Often it's easier not to perform the "Unique concatenate with count" in the first place, but to GroupBy instead (by hal_type in this case), and to count some other field. Then filter where hal_type = trial and you're there.

Regex only if the source data give you no other option!

Cheers
E

Hi Ergonomist. thank you for replying. but it is not the right solution.

Maybe, Ididnt explain it right.

I want to average the trials that are included only in ownership. so the new column should be like:

?

?

18

2

5

11

 

and then average 18, 2, 5, 11.  Not any other of the standalone trials.

Thats why I think the method you propose is not working. 

I am 100% sure this can happen with the Regex node.

I would be great someone to tell me how to split it as it look below:

Split1                Split2       Split3       Split4

Ownership        128              trial              18

Hi,

Indeed I missed out on the combinatory condition, sorry! I would use the Pivot node then, with Group column(s) identical to the GroupBy node, hal_type as Pivot column and Counts on another avaialble field as per my original proposal. You can filter the result for non-missing ownership, drop all columns but the trial one, and join the final result back into the original table or GroupBy result if so required.

Or maybe the pivot format is already convenient - it's not quite what you define as "great format" above yet, but you can get it there with some additional KNIME magic. :-)

Cheers
E

Many thanks Ergonomist.

I did what you mentioned with the pivot node, it works partially, I can get the ownership and trial pivoted by the purchase. Although, I am getting the message "skipped groups: "ownership, trial" because "group contains too many unique values

Therefore, I think the Regex would work ideally for me in this case.
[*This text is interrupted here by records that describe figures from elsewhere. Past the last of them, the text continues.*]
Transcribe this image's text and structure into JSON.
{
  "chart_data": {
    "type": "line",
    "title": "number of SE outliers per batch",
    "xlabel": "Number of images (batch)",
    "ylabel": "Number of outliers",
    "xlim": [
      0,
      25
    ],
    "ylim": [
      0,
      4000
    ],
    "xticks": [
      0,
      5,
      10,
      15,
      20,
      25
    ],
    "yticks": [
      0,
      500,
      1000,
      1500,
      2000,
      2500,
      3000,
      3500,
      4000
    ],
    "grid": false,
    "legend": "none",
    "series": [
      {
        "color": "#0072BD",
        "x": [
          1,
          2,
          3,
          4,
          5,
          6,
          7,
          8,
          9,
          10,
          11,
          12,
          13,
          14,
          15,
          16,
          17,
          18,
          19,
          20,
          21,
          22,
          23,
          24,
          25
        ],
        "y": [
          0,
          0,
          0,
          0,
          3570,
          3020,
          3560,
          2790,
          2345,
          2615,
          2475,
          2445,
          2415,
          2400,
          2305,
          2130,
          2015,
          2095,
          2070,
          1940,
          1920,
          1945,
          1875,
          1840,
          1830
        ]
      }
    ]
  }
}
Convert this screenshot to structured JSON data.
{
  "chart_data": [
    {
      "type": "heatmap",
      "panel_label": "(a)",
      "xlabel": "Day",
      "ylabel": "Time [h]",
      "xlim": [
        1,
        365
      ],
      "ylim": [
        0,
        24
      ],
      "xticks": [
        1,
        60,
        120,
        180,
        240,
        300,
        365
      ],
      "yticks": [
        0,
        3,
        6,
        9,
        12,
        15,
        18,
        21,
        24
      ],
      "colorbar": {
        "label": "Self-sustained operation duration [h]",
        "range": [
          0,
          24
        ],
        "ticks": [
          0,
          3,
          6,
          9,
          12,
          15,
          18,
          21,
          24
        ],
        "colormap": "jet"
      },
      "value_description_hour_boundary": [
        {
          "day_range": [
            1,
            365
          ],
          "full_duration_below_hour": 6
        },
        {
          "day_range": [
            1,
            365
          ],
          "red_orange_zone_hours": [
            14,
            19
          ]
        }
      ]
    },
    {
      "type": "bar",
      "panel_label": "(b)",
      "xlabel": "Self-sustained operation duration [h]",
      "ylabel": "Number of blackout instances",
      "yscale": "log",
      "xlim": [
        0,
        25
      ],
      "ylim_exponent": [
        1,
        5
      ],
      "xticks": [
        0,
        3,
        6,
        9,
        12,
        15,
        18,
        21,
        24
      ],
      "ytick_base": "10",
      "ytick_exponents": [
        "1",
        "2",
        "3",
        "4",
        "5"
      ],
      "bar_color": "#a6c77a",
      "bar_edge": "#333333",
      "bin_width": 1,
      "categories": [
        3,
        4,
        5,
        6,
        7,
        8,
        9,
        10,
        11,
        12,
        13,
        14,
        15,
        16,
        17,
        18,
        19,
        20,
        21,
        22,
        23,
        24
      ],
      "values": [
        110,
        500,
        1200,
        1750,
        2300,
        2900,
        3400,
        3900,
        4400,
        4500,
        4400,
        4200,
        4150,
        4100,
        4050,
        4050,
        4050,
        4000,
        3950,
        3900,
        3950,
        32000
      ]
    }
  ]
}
If anybody knows how to write the Regex in order to do the following split please let me know.

Split1                Split2       Split3       Split4

Ownership        128              trial              18

 

The difficulty in this problem is that ownership or trial are not having standard position. Sometimes one is first, sometimes the other second etc. see below:

 

I wrote on Regex this: .*?(\d{1,}).* and it gives me only the number that comes first. How can I standardise it give me only the number that is in brackets of ownership?

SOLVED

I manage to solve it in an extreme long way. So, what I did is:

1) two "cell split" nodes, enter a delimiter: ownership, enter a delimiter: trial

2) I ended up with 4 columns as seen below.

 

the 3nd column is all my ownership ...so need to be cleaned. I took a "string manipulation" and run  remove chars for ) , (

my 1st and 4th column is the trial separated. I run string manipulation and removechars ) , ( trial

3) run a column combiner node for 1st and 4th column

4) removechars ","),"?") egain for the new combined column

5)Transformed to integer with string manipulation toInt($my new column$)

and Voila! it is solved.

If someone has a faster easier way, with Regex please let me know.

 

Good job! :)

If you were ever to further pursue the "Pivot" approach, you could define the "maximum unique values per group" at the bottom of the pivot node config screen. No promises about what's more efficient and/or elegant at the end of the day though, that may well depend on tastes, datasets and evolving needs over time.

-E

All,

 

I ran into a similar problem with the Groupby node using "Unique concatinate with count". It appears that the concatinate part generates a list in an order according to the first encountered element. In this particular example "trail" and "ownership" must have appeared in different orders for the unique groups. To fix this, I put in a "Sorter" node. Now the data come always in the same sequence [ie: trial(100), ownership(50)]. If you follow this with the column splitter using "ownership(" as the delimiter, then you get two columns:  [trail(100),] and [50)]. Follow this up with a few string manipulation nodes to remove the unwanted text and you're done.